Not sure if cotton grows around here, but Tulip does. Thats my bet.
 
Remmy122 said:
Not sure if cotton grows around here, but Tulip does. Thats my bet.

Bark is way to deep for tulip. (Its our state tree lol)
 
Tulip poplar also easily identified by the greenish heartwood, and the aroma.

Not to mention the size (around here.)
 
Color of the wood?

Can you see a difference between heartwood and sapwood?

That bark looks an aweful lot like the Flowering Dogwood I cut last fall. But flowering dogwood doesn't get too large, so if this is a large tree I would rule it out.

Bark does not look like the cottonwood that I normally see.
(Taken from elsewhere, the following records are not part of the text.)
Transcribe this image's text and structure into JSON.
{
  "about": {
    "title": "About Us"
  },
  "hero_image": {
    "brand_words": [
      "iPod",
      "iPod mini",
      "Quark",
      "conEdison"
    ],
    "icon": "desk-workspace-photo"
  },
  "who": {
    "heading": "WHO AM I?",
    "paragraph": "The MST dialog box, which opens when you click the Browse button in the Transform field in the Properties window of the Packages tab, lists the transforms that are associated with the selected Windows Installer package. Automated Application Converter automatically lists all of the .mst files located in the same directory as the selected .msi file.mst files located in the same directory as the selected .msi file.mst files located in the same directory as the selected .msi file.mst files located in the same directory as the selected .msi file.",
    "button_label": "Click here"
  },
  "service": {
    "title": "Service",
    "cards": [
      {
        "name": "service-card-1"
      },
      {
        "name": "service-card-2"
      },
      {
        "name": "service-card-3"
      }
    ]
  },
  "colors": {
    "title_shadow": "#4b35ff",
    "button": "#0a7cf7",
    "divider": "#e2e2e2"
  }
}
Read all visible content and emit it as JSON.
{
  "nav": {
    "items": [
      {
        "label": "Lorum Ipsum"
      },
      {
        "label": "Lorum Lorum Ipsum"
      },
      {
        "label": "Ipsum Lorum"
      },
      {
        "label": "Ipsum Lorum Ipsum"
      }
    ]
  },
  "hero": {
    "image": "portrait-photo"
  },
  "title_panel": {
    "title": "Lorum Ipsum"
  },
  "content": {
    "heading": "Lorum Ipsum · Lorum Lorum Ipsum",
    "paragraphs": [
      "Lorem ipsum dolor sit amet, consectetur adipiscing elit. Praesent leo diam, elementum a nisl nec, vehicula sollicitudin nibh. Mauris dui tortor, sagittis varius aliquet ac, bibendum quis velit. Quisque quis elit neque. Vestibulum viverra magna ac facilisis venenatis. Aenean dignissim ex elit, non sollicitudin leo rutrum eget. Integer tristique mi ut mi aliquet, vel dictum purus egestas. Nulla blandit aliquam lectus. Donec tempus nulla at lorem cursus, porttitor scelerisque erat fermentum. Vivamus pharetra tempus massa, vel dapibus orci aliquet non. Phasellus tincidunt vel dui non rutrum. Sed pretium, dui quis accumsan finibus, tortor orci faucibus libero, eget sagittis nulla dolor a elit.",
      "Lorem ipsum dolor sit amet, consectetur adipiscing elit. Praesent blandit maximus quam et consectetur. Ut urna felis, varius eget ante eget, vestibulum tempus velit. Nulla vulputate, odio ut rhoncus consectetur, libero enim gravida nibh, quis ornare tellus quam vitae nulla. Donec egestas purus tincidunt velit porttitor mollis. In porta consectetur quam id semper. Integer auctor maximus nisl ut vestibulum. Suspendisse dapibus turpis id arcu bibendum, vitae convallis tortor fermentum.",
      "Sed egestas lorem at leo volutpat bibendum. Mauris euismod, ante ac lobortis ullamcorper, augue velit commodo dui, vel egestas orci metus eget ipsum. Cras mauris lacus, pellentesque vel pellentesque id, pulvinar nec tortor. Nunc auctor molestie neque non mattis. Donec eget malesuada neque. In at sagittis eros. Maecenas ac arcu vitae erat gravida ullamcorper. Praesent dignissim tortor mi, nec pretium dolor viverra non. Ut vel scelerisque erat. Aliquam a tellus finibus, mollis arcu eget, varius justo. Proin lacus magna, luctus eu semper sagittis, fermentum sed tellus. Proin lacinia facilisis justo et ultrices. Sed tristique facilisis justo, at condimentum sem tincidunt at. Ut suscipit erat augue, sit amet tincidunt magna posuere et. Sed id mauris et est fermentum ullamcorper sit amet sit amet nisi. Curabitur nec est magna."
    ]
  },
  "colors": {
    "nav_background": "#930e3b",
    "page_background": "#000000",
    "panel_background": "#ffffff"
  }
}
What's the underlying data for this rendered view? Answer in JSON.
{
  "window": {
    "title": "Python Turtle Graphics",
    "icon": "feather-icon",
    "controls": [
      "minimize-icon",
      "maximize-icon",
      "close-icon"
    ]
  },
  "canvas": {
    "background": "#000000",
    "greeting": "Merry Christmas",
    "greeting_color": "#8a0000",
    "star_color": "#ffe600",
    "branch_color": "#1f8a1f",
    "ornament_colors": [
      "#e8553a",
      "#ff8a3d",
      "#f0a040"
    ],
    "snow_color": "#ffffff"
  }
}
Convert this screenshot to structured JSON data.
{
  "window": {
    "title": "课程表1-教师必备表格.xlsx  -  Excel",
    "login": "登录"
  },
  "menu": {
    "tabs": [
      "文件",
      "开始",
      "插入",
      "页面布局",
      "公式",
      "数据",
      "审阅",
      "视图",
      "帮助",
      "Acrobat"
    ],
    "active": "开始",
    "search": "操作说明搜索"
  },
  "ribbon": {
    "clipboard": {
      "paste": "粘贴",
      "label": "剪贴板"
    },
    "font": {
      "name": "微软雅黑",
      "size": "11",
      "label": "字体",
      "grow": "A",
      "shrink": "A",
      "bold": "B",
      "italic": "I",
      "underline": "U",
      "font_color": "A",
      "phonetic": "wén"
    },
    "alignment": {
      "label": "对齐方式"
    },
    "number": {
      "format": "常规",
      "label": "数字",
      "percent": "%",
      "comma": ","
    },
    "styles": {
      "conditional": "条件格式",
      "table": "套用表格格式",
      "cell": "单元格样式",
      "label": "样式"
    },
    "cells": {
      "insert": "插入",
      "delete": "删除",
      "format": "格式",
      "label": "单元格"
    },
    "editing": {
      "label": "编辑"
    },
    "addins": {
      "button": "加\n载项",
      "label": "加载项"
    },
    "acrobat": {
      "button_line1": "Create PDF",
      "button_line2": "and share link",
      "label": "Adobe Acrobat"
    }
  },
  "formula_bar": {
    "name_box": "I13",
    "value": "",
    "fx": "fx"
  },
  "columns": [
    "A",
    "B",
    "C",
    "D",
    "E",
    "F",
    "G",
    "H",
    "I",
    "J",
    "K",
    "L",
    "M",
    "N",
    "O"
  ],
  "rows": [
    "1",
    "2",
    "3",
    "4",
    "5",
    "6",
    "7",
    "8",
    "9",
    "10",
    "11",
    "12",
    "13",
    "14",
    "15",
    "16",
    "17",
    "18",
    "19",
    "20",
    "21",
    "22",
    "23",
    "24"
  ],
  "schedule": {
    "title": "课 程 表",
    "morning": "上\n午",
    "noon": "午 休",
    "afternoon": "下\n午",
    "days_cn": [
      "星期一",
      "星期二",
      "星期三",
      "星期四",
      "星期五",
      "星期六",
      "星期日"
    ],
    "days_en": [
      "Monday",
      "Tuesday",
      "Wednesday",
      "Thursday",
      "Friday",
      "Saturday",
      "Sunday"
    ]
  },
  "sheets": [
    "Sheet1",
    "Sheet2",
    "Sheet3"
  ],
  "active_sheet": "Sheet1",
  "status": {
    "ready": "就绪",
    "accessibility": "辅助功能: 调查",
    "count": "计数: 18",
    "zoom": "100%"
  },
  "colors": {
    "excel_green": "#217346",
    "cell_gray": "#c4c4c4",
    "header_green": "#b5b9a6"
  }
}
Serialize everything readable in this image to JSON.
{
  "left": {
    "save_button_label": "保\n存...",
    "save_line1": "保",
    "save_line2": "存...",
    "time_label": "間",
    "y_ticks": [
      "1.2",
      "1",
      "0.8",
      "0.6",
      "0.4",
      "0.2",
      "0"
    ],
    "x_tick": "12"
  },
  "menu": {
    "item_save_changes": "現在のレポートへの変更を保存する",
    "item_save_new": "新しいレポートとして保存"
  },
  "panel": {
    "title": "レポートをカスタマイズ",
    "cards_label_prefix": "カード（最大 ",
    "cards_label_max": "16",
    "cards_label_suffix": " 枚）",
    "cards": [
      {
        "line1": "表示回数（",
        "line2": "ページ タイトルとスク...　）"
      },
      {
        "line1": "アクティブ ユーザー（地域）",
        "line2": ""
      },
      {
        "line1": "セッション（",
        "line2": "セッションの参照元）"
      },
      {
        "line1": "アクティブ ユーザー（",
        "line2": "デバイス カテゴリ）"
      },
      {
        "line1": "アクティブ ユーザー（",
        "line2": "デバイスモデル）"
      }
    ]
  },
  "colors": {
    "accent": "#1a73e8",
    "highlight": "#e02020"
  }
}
Isn't there also a gum tree that has bark similar to that?
 
I think that is an old Black Gum. They aren't a really big tree and I have never seen them as a dominant (most common) tree in any part of the forest so they aren't very well known, but they grow as understory or scattered trees over a wide area of the US. I have seen a few that have trunks over two feet in diameter and those big ones get a really thick bark like the pics show but have whitish, lightweight wood. I don't think Black Gum is particularly closely related to Sweetgum, but both tend to be stringy, I think.
 
Hard to tell from the pictures what it is. Wood Duck may be right, could be Black Gum- if so, it will be VERY hard to split.